P-Value Results in Plain Language
It's one thing to keep all of this straight if you're doing data analysis and statistics all the time. It's another thing if you're only analyze data occasionally, and need to do many other things in between—like most of us. "Use it or lose it" is certainly true about statistical knowledge, which could well be another factor that contributes to misinterpreted p-values.
If you're leery of that happening to you, a good way to avoid that possibility is to use the Assistant in Minitab to perform your analyses. If you haven't used it yet, the Assistant menu guides you through your analysis from start to finish. The dialog boxes and output are all in plain language, so it's easy to figure out what you need to do and what the results mean, even if it's been a while since your last analysis. (But even expert statisticians tell us they like using the Assistant because the output is so clear and easy to understand, regardless of an audience's statistical background.)
So let's redo the analysis above using the Assistant, to see what that output looks like and how it can help you avoid misinterpreting your results—or having them be misunderstood by others!
Start by selecting Assistant > Hypothesis Test... from the Minitab menu. Note that a window pops up to explain exactly what a hypothesis test does.
The Assistant asks what we're trying to do, and gives us three options to choose from.
We know we want to compare a sample from Line A with a sample from Line B, but what if we can't remember which of the 5 available tests is the appropriate one in this situation? We can get guidance by clicking "Help Me Choose."
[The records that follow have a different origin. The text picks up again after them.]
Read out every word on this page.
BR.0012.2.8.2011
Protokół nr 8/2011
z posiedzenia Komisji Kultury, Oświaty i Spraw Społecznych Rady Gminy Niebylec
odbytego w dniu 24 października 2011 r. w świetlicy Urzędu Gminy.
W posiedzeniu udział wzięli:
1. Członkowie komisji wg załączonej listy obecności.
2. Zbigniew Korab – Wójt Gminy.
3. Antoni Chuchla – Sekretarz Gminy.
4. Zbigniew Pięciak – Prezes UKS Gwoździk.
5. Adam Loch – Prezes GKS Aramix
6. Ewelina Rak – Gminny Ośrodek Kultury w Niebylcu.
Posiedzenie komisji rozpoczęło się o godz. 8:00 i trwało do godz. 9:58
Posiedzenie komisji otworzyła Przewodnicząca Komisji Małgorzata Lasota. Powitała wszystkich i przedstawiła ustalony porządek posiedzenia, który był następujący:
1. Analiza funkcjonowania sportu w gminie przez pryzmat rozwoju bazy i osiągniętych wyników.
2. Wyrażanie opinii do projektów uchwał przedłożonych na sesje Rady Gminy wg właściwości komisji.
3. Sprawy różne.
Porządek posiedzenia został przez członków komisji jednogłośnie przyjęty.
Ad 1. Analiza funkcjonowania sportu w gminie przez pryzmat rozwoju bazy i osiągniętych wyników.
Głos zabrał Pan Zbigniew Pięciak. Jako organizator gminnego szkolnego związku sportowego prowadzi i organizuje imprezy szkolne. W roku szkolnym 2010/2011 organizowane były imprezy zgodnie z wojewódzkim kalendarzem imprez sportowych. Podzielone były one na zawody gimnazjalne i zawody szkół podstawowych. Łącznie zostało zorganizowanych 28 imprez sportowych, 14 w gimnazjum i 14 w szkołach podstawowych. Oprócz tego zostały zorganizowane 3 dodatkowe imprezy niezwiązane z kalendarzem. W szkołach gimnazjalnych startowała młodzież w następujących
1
The choices on the diagram direct us to the appropriate test. In this case, we choose continuous data instead of attribute (and even if we'd forgotten the difference, clicking on the diamond would explain it). We're comparing two means instead of two standard deviations, and we're measuring two different sets of items since our boxes came from different production lines.
Now we know what test to use, but suppose you want to make sure you don't miss anything that's important about the test, like requirements that must be met? Click the "more..." link and you'll get those details.
Now we can proceed to the Assistant's dialog box. Again, statistical jargon is minimized and everything is put in straightforward language. We just need to answer a few questions, as shown. Note that the Assistant even lets us tell it how big a difference needs to be for us to consider it practically important. In this case, we'll enter 2 ounces.
When we press OK, the Assistant performs the t-test and delivers three reports. The first of these is a summary report, which includes summary statistics, confidence intervals, histograms of both samples, and more. And interpreting the results couldn't be more straightforward than what we see in the top left quadrant of the diagram. In response to the question, "Do the means differ?" we can see that p-value of 0.029 marked on the bar, very far toward the "Yes" end of the scale.
Next is the Diagnostic Report, which provides additional information about the test.
In addition to letting us check for outliers, the diagnostic report shows us the size of the observed difference, as well as the chances that our test could detect a practically significant difference of 2 oz.
The final piece of output the Assistant provides is the report card, which flags any problems or concerns about the test that we would need to be aware of. In this case, all of the boxes are green and checked (instead of red and x'ed).
When you're not doing statistics all the time, the Assistant makes it a breeze to find the right analysis for your situation and to make sure you interpret your results the right way. Using it is a great way to make sure you're not attaching too much, or too little, importance on the results of your analyses.